Above: AUD / USD, displayed at daily intervals, tests the 200-day moving average after breaking above 61.8% of the Fibonacci retracement of the June decline.
A hawkish Federal Reserve cannot be ruled out for the reasons outlined here, and may even be a likely outcome, which would help stop any RBA-induced decline in GBP / AUD next week, as the exchange rate tends to benefit. of the strength of the US dollar. .https: //www.poundsterlinglive.com/usd/16100-pound-to-dollar-week-ahead-forecast-oxygen-thins
But Thursday’s Bank of England move will also be crucial for the British pound following September’s announcement that an interest rate hike would be announced in the near future, which may have played a role in prompting the market to bet on an increase announced in November.
âWe have advanced this quarter when we expect the BoE to start rate normalization (+15bp to 25bp).

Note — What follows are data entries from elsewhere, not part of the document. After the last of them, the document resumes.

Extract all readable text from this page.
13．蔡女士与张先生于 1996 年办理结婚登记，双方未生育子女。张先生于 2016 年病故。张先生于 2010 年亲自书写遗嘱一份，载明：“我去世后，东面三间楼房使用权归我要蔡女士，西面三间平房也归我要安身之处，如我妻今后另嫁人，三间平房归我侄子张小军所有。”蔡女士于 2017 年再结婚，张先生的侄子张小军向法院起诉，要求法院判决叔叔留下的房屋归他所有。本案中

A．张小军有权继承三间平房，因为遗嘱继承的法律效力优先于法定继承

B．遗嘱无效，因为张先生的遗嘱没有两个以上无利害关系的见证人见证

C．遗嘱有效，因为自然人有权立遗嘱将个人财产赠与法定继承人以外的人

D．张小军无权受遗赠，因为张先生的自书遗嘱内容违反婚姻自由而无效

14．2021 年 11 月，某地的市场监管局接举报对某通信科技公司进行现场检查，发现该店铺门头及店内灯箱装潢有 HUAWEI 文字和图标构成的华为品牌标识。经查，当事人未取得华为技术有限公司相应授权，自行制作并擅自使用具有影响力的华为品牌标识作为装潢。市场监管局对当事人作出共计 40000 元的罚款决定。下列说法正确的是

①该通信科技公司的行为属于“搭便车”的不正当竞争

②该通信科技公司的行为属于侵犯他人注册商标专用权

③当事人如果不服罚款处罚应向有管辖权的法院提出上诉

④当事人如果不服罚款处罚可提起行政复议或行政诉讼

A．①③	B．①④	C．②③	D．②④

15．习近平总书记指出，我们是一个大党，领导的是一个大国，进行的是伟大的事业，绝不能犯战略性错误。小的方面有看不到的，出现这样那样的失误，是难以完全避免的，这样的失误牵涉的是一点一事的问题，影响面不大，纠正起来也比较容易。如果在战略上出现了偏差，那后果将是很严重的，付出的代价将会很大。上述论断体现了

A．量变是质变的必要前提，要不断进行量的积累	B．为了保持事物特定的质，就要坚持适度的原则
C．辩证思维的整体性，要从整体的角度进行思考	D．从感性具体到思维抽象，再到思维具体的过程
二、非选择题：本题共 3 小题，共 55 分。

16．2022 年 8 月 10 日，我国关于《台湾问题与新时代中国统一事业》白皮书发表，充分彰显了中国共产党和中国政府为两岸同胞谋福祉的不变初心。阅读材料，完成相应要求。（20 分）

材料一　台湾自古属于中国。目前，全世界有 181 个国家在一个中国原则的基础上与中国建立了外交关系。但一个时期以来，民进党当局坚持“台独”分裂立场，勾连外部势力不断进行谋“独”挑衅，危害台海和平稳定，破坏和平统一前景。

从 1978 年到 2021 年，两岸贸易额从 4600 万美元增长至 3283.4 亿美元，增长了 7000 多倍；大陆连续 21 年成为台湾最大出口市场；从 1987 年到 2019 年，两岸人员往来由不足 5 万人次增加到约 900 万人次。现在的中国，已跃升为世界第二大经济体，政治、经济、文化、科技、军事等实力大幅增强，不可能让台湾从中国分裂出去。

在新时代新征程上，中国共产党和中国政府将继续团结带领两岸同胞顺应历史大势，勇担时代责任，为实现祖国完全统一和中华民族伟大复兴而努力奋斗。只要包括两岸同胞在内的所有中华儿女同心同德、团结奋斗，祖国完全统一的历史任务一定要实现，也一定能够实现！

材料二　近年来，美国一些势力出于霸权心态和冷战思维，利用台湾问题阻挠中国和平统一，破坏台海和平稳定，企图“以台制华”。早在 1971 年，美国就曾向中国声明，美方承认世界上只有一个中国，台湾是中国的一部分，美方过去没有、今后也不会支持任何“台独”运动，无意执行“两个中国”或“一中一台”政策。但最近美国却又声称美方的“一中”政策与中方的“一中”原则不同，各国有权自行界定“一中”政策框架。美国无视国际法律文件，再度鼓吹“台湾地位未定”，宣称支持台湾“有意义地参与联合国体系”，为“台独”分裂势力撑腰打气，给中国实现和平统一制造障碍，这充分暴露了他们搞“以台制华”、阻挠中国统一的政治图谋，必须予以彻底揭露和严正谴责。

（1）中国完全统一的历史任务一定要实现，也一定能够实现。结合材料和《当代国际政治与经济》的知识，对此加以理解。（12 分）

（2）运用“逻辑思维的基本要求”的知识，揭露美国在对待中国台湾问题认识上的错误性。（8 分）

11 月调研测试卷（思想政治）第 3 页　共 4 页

That said, the current market pricing for key rates by the end of 2022 seems too aggressive (1.25% discount rate). We believe there are strong macroeconomic justifications for the appreciation of the pound to do the heavy lifting, âsaid Brian Martin, senior international economist at ANZ.
However, the policy decision and the BoE debrief in September also suggests that members of the Monetary Policy Committee (MPC) want clear evidence that levels of employment and inactivity in the labor market continue to normalize. in the last quarter before voting to take action.
This data will only be available in December and January, which could mean that next Thursday’s decision disappoints parties in the financial markets that anticipate a rate hike in November, meaning it is also a potential headwind for GBP / AUD next week. .
Above: Market expectations for the BoE discount rate. Source: ANZ.